Pope Francis waves as he arrives to conduct his weekly general audience at St. Peter’s Square at the Vatican December 11, 2013. REUTERS/Giampiero Sposito

In his message for the Roman Catholic Church’s World Day of Peace, marked around the world on January 1, he also called for sharing of wealth and for nations to shrink the gap between rich and poor, more of whom are getting only “crumbs”.

“The grave financial and economic crises of the present time … have pushed man to seek satisfaction, happiness and security in consumption and earnings out of all proportion to the principles of a sound economy,” he said.

“The succession of economic crises should lead to a timely rethinking of our models of economic development and to a change in lifestyles,” he said.

Francis, who was named Time magazine’s Person of the Year on Wednesday, has urged his own Church to be more fair, frugal and less pompous and to be closer to the poor and suffering.

His message will be sent to national leaders, international organizations such as the United Nations, and NGO’s.

Titled “Fraternity, the Foundation and Pathway to Peace”, the message also attacked injustice, human trafficking, organized crime and the weapons trade as obstacles to peace.

Anger at multi-million payouts for executives has swept across the globe as the economic crisis has deepened and the gap between the super-rich and the poor has widened.

But last month, Swiss voters rejected a proposal to cap the salaries of top executives at 12 times that of a company’s lowest wage, heeding warnings from industry leaders that the measure could harm the country’s economy.

CRUMBS

Francis said many places in the world were seeing a “serious rise” in inequality between people living side by side.

He attacked the “widening gap between those who have more and those who must be content with the crumbs”, calling on governments to implement “effective policies” to guarantee people’s fundamental rights, including access to capital, services, educational resources, healthcare and technology.

The new pope’s style is characterized by frugality.
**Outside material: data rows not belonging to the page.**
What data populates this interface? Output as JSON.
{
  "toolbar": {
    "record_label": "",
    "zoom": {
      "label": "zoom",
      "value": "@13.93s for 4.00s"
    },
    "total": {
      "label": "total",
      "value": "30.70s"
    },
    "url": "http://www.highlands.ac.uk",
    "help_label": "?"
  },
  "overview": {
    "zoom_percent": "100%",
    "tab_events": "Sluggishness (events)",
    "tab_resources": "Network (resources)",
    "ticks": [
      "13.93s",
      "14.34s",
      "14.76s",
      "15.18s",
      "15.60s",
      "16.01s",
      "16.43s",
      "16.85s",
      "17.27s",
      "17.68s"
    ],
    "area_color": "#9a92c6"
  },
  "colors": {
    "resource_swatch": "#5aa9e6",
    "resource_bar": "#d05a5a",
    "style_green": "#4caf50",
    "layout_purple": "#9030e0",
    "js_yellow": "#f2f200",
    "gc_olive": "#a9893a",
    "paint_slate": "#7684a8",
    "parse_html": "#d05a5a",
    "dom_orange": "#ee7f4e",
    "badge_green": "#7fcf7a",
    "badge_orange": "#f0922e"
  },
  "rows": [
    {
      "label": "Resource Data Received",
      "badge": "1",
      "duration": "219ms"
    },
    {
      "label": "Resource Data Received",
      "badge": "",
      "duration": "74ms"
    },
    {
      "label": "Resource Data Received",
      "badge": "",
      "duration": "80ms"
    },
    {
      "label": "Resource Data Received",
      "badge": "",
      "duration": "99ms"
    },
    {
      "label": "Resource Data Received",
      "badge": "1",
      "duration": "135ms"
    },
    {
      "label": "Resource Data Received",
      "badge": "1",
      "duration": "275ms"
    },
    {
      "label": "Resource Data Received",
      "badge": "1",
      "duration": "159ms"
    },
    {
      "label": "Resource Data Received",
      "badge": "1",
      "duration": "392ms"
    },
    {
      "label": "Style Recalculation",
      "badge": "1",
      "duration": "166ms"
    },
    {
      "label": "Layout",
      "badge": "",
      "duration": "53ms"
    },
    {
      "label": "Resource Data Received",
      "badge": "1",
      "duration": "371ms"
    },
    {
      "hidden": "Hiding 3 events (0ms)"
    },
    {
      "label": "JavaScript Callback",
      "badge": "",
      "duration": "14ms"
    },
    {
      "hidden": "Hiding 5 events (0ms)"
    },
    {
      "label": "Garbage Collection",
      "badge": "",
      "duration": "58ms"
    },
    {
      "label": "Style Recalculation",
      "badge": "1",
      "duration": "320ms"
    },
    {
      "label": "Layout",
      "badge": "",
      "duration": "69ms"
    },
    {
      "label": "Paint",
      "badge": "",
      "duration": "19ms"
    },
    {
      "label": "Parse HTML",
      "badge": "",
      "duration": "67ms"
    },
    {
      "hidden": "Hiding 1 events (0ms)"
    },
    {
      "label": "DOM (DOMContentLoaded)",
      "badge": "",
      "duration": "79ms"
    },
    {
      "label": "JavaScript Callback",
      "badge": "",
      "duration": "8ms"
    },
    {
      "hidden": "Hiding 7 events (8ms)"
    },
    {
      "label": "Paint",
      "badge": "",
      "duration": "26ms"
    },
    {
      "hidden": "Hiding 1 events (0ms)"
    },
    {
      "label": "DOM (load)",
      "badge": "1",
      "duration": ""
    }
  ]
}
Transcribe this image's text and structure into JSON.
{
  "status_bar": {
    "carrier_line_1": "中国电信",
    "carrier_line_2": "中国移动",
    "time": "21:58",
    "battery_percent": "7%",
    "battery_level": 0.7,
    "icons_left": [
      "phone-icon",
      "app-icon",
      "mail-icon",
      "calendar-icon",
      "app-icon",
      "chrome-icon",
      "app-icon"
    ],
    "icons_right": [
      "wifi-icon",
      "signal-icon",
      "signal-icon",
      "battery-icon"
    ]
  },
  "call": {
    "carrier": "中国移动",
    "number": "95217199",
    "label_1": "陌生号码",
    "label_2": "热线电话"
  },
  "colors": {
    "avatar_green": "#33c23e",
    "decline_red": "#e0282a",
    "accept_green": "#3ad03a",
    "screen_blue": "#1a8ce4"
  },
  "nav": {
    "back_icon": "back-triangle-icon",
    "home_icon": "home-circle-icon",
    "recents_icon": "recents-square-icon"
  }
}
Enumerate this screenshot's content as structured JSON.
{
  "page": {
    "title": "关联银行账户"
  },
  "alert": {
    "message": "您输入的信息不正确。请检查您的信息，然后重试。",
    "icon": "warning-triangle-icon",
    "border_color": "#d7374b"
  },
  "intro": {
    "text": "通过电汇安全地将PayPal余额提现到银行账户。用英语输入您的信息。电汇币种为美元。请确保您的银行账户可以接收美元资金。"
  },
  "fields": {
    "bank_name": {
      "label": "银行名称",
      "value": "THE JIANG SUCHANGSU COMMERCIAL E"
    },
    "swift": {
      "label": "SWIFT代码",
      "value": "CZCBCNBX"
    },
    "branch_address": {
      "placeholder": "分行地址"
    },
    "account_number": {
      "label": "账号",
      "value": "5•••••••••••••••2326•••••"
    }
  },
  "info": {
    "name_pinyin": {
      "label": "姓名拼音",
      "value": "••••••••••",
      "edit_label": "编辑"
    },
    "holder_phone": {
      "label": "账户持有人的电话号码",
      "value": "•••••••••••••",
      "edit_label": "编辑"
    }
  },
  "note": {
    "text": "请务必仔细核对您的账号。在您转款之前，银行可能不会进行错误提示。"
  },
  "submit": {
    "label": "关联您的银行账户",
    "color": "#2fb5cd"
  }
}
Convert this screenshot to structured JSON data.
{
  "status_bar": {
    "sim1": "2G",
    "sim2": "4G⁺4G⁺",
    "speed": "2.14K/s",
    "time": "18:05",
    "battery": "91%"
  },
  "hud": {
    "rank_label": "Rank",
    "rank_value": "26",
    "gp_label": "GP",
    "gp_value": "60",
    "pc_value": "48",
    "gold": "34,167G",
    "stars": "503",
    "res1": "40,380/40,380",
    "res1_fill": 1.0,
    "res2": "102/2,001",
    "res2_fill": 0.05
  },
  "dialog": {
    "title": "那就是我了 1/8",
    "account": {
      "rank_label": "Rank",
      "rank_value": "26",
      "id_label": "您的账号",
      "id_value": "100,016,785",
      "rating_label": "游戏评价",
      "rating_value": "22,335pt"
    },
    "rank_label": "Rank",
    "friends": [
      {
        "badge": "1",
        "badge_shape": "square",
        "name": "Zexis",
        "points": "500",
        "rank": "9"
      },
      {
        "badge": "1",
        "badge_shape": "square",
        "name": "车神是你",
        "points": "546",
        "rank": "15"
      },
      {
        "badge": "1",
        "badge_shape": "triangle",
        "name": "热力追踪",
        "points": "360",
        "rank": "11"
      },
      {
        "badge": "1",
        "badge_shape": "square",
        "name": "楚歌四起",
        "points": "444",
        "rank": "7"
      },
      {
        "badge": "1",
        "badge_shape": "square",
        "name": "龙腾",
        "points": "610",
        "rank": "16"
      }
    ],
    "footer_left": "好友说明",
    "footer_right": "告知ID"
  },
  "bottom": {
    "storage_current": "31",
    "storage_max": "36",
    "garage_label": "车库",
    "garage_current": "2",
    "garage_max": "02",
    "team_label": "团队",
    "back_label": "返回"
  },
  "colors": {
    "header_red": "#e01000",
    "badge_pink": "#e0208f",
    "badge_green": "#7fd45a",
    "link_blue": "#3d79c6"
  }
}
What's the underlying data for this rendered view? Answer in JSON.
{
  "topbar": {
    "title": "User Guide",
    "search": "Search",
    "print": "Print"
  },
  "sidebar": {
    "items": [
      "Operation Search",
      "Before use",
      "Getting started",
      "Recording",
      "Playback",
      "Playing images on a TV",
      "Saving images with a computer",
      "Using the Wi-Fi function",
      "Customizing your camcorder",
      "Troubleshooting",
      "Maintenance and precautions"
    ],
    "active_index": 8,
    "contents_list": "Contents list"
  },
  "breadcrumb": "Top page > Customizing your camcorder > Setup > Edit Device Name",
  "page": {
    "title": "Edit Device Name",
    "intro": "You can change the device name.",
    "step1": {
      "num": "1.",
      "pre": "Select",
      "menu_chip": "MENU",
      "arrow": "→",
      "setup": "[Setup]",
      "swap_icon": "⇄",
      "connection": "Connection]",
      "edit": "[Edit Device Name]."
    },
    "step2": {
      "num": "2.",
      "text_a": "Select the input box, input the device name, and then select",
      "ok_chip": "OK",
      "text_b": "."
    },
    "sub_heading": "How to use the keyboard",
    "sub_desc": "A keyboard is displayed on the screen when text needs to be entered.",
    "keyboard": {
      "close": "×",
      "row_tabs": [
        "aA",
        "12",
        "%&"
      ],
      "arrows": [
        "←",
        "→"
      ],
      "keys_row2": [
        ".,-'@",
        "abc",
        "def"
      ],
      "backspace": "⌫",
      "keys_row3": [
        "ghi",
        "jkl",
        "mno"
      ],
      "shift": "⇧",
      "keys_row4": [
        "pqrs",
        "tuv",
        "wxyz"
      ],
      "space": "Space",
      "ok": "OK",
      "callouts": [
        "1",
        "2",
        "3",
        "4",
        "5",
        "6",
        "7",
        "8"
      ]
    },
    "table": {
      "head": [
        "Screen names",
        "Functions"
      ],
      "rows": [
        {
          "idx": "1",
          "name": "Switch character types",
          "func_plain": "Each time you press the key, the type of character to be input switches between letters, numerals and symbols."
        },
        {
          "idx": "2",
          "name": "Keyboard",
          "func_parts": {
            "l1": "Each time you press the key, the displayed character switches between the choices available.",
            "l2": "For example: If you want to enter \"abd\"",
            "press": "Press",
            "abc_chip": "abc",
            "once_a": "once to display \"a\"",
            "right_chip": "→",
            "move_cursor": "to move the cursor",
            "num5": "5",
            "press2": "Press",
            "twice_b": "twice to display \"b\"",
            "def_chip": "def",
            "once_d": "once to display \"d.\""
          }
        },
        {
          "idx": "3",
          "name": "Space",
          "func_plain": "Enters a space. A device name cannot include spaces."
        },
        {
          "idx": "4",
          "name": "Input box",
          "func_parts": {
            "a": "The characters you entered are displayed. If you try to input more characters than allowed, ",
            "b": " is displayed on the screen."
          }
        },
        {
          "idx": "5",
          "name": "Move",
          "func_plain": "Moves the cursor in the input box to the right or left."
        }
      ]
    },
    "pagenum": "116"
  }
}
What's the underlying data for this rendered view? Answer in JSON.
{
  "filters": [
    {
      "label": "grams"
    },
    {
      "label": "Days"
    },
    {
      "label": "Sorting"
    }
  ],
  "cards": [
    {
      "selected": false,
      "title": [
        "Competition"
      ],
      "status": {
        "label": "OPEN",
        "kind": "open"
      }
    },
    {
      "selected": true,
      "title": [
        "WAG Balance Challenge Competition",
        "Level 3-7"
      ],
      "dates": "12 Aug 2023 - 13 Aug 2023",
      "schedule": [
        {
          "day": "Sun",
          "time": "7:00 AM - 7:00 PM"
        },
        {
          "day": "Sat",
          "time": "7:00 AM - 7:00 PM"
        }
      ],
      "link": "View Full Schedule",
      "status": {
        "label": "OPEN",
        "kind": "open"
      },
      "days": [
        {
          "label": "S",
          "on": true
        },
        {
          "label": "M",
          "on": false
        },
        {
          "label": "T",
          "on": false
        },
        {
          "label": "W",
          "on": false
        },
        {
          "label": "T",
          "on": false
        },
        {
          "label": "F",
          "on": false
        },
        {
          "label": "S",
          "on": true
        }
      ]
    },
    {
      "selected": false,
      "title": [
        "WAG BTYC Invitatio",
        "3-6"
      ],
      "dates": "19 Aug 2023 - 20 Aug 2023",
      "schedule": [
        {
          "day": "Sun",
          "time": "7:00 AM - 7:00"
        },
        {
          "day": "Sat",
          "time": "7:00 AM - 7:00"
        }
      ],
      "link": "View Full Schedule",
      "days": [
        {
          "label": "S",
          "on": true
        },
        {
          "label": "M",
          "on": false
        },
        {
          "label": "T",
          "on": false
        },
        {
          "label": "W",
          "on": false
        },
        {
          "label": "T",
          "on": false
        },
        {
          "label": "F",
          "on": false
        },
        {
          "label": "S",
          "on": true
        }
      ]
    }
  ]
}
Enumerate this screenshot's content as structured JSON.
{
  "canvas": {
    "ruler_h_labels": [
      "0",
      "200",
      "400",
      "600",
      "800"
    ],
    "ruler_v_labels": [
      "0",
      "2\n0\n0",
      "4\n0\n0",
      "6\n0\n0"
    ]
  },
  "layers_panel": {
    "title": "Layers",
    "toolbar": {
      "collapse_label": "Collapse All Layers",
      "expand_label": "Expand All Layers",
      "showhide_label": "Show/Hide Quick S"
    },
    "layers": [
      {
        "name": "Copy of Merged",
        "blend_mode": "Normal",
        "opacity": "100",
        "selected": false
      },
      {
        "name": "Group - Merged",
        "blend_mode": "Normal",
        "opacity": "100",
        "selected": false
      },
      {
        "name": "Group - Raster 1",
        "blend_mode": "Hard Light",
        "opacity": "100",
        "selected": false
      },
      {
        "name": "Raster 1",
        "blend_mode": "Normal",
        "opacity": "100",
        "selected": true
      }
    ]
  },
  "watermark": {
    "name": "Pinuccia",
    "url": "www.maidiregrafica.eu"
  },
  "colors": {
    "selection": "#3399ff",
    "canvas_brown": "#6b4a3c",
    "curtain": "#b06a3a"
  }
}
He shunned the spacious papal apartment in the Vatican’s Apostolic Palace to live in a small suite in a Vatican guest house, and he prefers a Ford Focus to the traditional pope’s Mercedes.

A champion of the downtrodden, he visited the island of Lampedusa in southern Italy in July to pay tribute to hundreds of migrants who had died crossing the sea from North Africa.

Last month, in a document seen as a manifesto of his papacy, he attacked unfettered capitalism as “a new tyranny”.

Since his election in March as the first non-European pope in 1,300 years, the Argentinian has several times condemned the “idolatry of money” and said it was a depressing sign of the times that a homeless person dying of exposure on the street was no longer news but a slight fall in the stock market is.